The seventh version proved more powerful than the rest: Five out of six monkeys that received it had no detectable viruses at all. The sixth had only low levels in its nose.
“The fact that we could protect with a single shot in animal models was quite a positive surprise to us,” said Dr. Paul Stoffels, the chief scientific officer of Johnson & Johnson.
It was this best-performing vaccine that Johnson & Johnson used last week to begin its first human safety trial, a so-called Phase 1 trial. If it goes well, the company hopes by September to enter Phase 3 trials, which test not only whether the vaccine is safe, but also whether it works.
The company plans on testing both single and double doses.
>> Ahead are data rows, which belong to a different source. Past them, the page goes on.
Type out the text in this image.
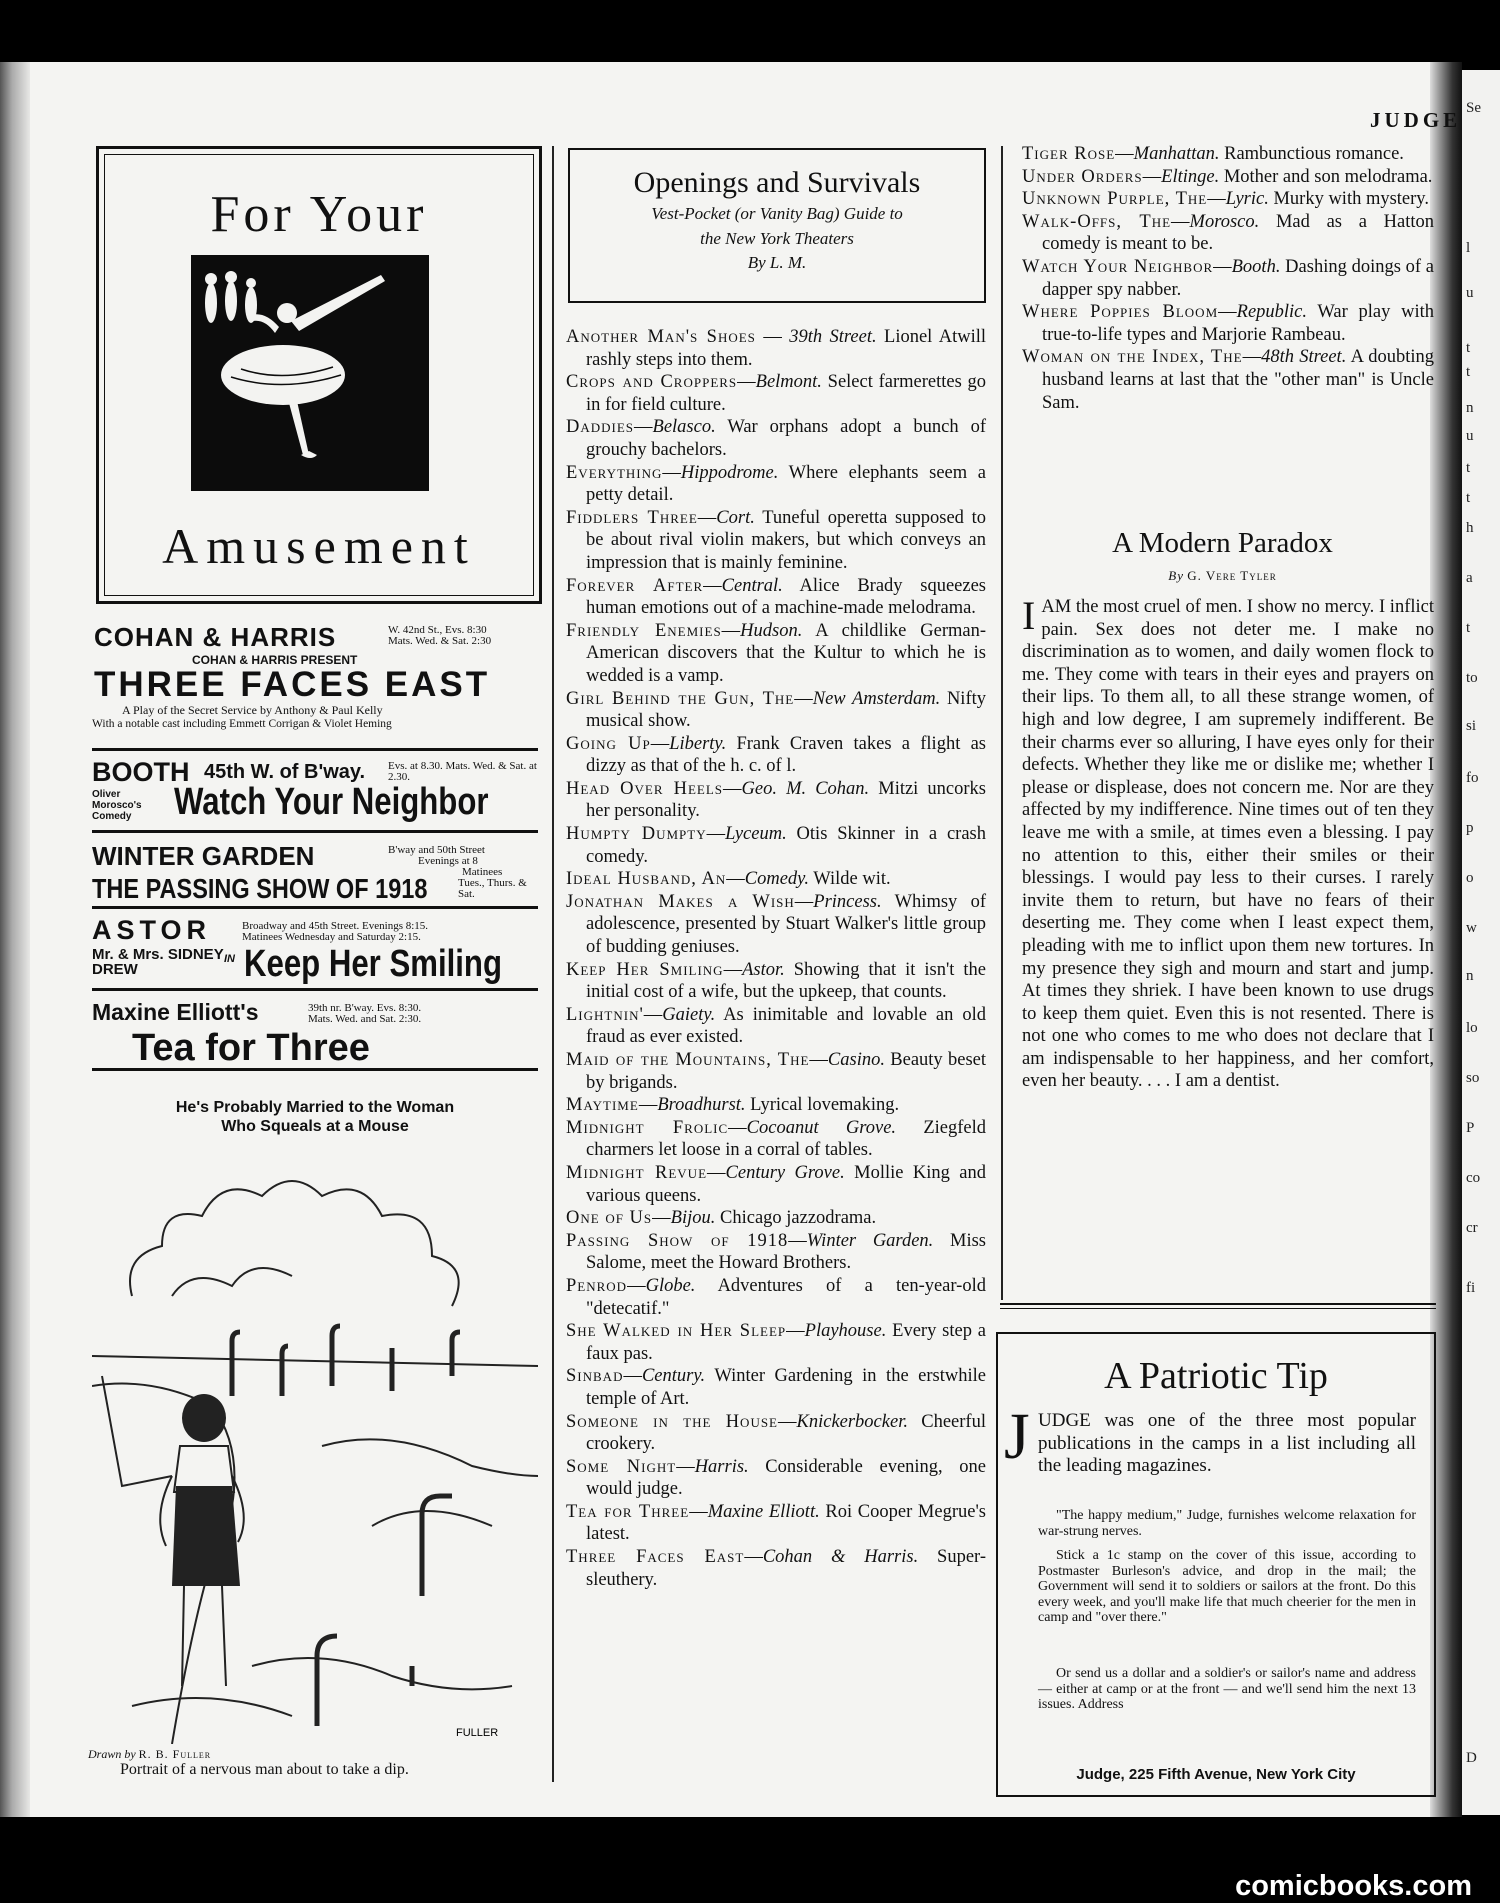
Se
l
u
t
t
n
u
t
t
h
a
t
to
si
fo
p
o
w
n
lo
so
P
co
cr
fi
D
JUDGE
For Your
Amusement
COHAN & HARRIS	W. 42nd St., Evs. 8:30
Mats. Wed. & Sat. 2:30
COHAN & HARRIS PRESENT
THREE FACES EAST
A Play of the Secret Service by Anthony & Paul Kelly
With a notable cast including Emmett Corrigan & Violet Heming
BOOTH 45th W. of B'way. Evs. at 8.30. Mats. Wed. & Sat. at 2.30.
Oliver Morosco's Comedy	Watch Your Neighbor
WINTER GARDEN	B'way and 50th Street
Evenings at 8
Matinees
Tues., Thurs. & Sat.
THE PASSING SHOW OF 1918
ASTOR	Broadway and 45th Street. Evenings 8:15.
Matinees Wednesday and Saturday 2:15.
Mr. & Mrs. SIDNEY DREW
IN Keep Her Smiling
Maxine Elliott's	39th nr. B'way. Evs. 8:30.
Mats. Wed. and Sat. 2:30.
Tea for Three
He's Probably Married to the Woman
Who Squeals at a Mouse
FULLER
Drawn by R. B. Fuller
Portrait of a nervous man about to take a dip.
Openings and Survivals
Vest-Pocket (or Vanity Bag) Guide to
the New York Theaters
By L. M.
Another Man's Shoes — 39th Street. Lionel Atwill rashly steps into them.
Crops and Croppers—Belmont. Select farmerettes go in for field culture.
Daddies—Belasco. War orphans adopt a bunch of grouchy bachelors.
Everything—Hippodrome. Where elephants seem a petty detail.
Fiddlers Three—Cort. Tuneful operetta supposed to be about rival violin makers, but which conveys an impression that is mainly feminine.
Forever After—Central. Alice Brady squeezes human emotions out of a machine-made melodrama.
Friendly Enemies—Hudson. A childlike German-American discovers that the Kultur to which he is wedded is a vamp.
Girl Behind the Gun, The—New Amsterdam. Nifty musical show.
Going Up—Liberty. Frank Craven takes a flight as dizzy as that of the h. c. of l.
Head Over Heels—Geo. M. Cohan. Mitzi uncorks her personality.
Humpty Dumpty—Lyceum. Otis Skinner in a crash comedy.
Ideal Husband, An—Comedy. Wilde wit.
Jonathan Makes a Wish—Princess. Whimsy of adolescence, presented by Stuart Walker's little group of budding geniuses.
Keep Her Smiling—Astor. Showing that it isn't the initial cost of a wife, but the upkeep, that counts.
Lightnin'—Gaiety. As inimitable and lovable an old fraud as ever existed.
Maid of the Mountains, The—Casino. Beauty beset by brigands.
Maytime—Broadhurst. Lyrical lovemaking.
Midnight Frolic—Cocoanut Grove. Ziegfeld charmers let loose in a corral of tables.
Midnight Revue—Century Grove. Mollie King and various queens.
One of Us—Bijou. Chicago jazzodrama.
Passing Show of 1918—Winter Garden. Miss Salome, meet the Howard Brothers.
Penrod—Globe. Adventures of a ten-year-old "detecatif."
She Walked in Her Sleep—Playhouse. Every step a faux pas.
Sinbad—Century. Winter Gardening in the erstwhile temple of Art.
Someone in the House—Knickerbocker. Cheerful crookery.
Some Night—Harris. Considerable evening, one would judge.
Tea for Three—Maxine Elliott. Roi Cooper Megrue's latest.
Three Faces East—Cohan & Harris. Super-sleuthery.
Tiger Rose—Manhattan. Rambunctious romance.
Under Orders—Eltinge. Mother and son melodrama.
Unknown Purple, The—Lyric. Murky with mystery.
Walk-Offs, The—Morosco. Mad as a Hatton comedy is meant to be.
Watch Your Neighbor—Booth. Dashing doings of a dapper spy nabber.
Where Poppies Bloom—Republic. War play with true-to-life types and Marjorie Rambeau.
Woman on the Index, The—48th Street. A doubting husband learns at last that the "other man" is Uncle Sam.
A Modern Paradox
By G. Vere Tyler
IAM the most cruel of men. I show no mercy. I inflict pain. Sex does not deter me. I make no discrimination as to women, and daily women flock to me. They come with tears in their eyes and prayers on their lips. To them all, to all these strange women, of high and low degree, I am supremely indifferent. Be their charms ever so alluring, I have eyes only for their defects. Whether they like me or dislike me; whether I please or displease, does not concern me. Nor are they affected by my indifference. Nine times out of ten they leave me with a smile, at times even a blessing. I pay no attention to this, either their smiles or their blessings. I would pay less to their curses. I rarely invite them to return, but have no fears of their deserting me. They come when I least expect them, pleading with me to inflict upon them new tortures. In my presence they sigh and mourn and start and jump. At times they shriek. I have been known to use drugs to keep them quiet. Even this is not resented. There is not one who comes to me who does not declare that I am indispensable to her happiness, and her comfort, even her beauty. . . . I am a dentist.
A Patriotic Tip
JUDGE was one of the three most popular publications in the camps in a list including all the leading magazines.
"The happy medium," Judge, furnishes welcome relaxation for war-strung nerves.
Stick a 1c stamp on the cover of this issue, according to Postmaster Burleson's advice, and drop in the mail; the Government will send it to soldiers or sailors at the front. Do this every week, and you'll make life that much cheerier for the men in camp and "over there."
Or send us a dollar and a soldier's or sailor's name and address — either at camp or at the front — and we'll send him the next 13 issues. Address
Judge, 225 Fifth Avenue, New York City
comicbooks.com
Dr. Rasmussen said that a vaccine that proved effective with a single dose would make it far easier to treat the billions of people who need it. “Theoretically, you would need less of it, so you give it to more people more quickly,” she said.
Inovio, a company developing a DNA-based vaccine, announced Thursday that monkeys challenged four months after vaccination had a reduced load of the virus in their nose and lungs. Their report has not yet been published in a scientific journal.
AstraZeneca and the University of Oxford have developed a vaccine based on yet another type of modified virus, called ChAdOx1. In May, they released promising monkey data, which was also published on Thursday in Nature. The team is now running Phase 3 trials in people, which could produce results by October.
“It’s exciting to see the number of platforms that are showing promise for a vaccine,” said Stacey L. Schultz-Cherry, a virologist at St. Jude Children’s Research Hospital in Memphis who was not involved in any of the trials.